The credit is refundable against payroll tax liability, meaning that companies could get a check back from the IRS if they qualify for a larger tax break than the payroll taxes they owe. However, some are skeptical it will be a huge boon to businesses.

“It certainly has saved some jobs and helped some businesses with cash flow, but not that much on aggregate,” Marc Goldwein, a senior policy director at the Committee for a Responsible Federal Budget, said.

The bill also closes the chapter on a move by Trump last summer to provide stimulus when the administration couldn’t get a deal with Congress.

The president let employers stop withholding their workers’ payroll taxes for the final months of 2020, in the hope of getting Congress to cancel those amounts owed later. The move had limited impact, as most private companies didn’t follow through. Parts of the government and military did stop payroll-tax withholding for employees.

Extended payback

In the end, lawmakers didn’t write off those obligations, although they did extend the payment window.
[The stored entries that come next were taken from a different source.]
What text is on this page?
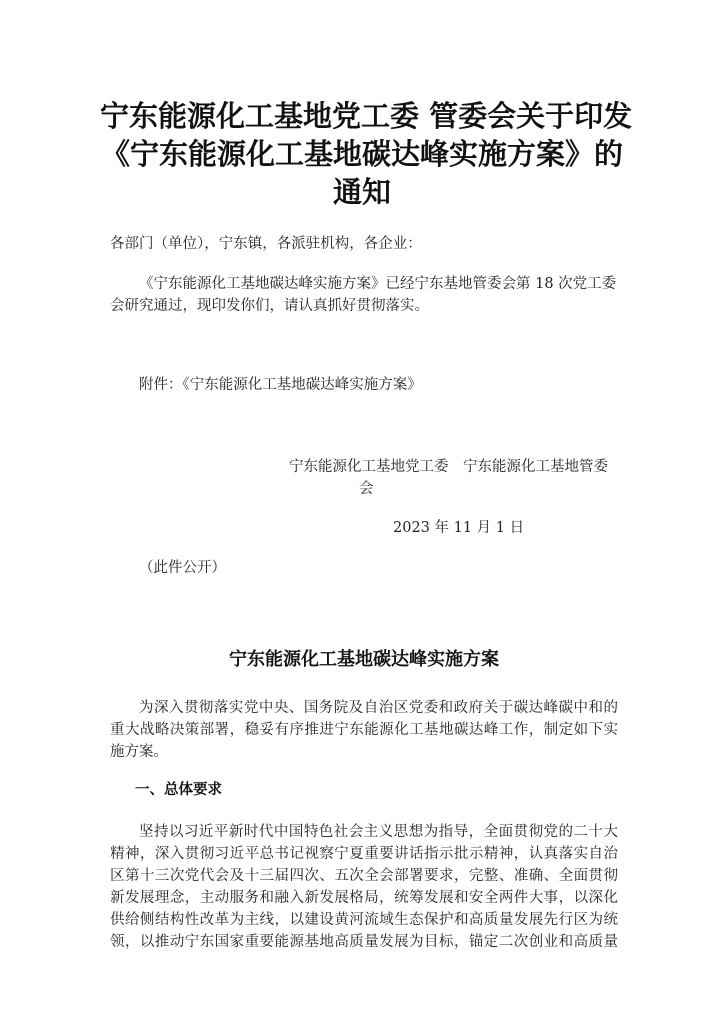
宁东能源化工基地党工委 管委会关于印发
《宁东能源化工基地碳达峰实施方案》的
通知
各部门（单位），宁东镇，各派驻机构，各企业：
《宁东能源化工基地碳达峰实施方案》已经宁东基地管委会第 18 次党工委
会研究通过，现印发你们，请认真抓好贯彻落实。
附件：《宁东能源化工基地碳达峰实施方案》
宁东能源化工基地党工委　宁东能源化工基地管委
会
2023 年 11 月 1 日
（此件公开）
宁东能源化工基地碳达峰实施方案
为深入贯彻落实党中央、国务院及自治区党委和政府关于碳达峰碳中和的
重大战略决策部署，稳妥有序推进宁东能源化工基地碳达峰工作，制定如下实
施方案。
一、总体要求
坚持以习近平新时代中国特色社会主义思想为指导，全面贯彻党的二十大
精神，深入贯彻习近平总书记视察宁夏重要讲话指示批示精神，认真落实自治
区第十三次党代会及十三届四次、五次全会部署要求，完整、准确、全面贯彻
新发展理念，主动服务和融入新发展格局，统筹发展和安全两件大事，以深化
供给侧结构性改革为主线，以建设黄河流域生态保护和高质量发展先行区为统
领，以推动宁东国家重要能源基地高质量发展为目标，锚定二次创业和高质量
The legislation allows the transfers to be spread out over 12 months, rather than leaving them due April 15.

Elsewhere, the legislation includes a slew of changes intended to boost tax savings for low-income individuals. The bill would let individuals use their 2019 income levels for the earned income tax credit and child tax credit claims, a move that will enlarge their IRS refunds if they saw earnings drop this year.

The legislation also extends an above-the-line tax deduction for charitable gifts — so all taxpayers, not just those who itemize, can get tax breaks for donations. Individuals can write off up to to $300 in gifts and married couples can claim up to $600 in breaks.

The legislation makes permanent several tax breaks that lawmakers have been repeatedly extending for years. Alcohol producers get a permanent excise tax cut. A more generous write-off for medical expenses will be permanently added to the tax code. Benefits for students, volunteer firefighters and medical responders will also get cemented.

Several more — including the benefit for motor-sport racetracks, deductions for film producers and tax breaks for employers to provide paid sick leave and pay for tuition costs — got temporary extensions through the end of 2025. At the end of that year, many of the key provisions in the Republicans’ 2017 tax overhaul are also set to expire — including the individual income tax cuts and special deductions for small businesses.

That’ll set up the potential for a similar massive year-end bill, five years from now.

“In 2025 there is going to be a fiscal cliff,” said Rohit Kumar, a tax adviser at PricewaterhouseCoopers LLP who previously worked for McConnell. “It’s an automatic tax increase of roughly $3 trillion — or $300 billion a year for 10 years. It’ll be a huge deal.”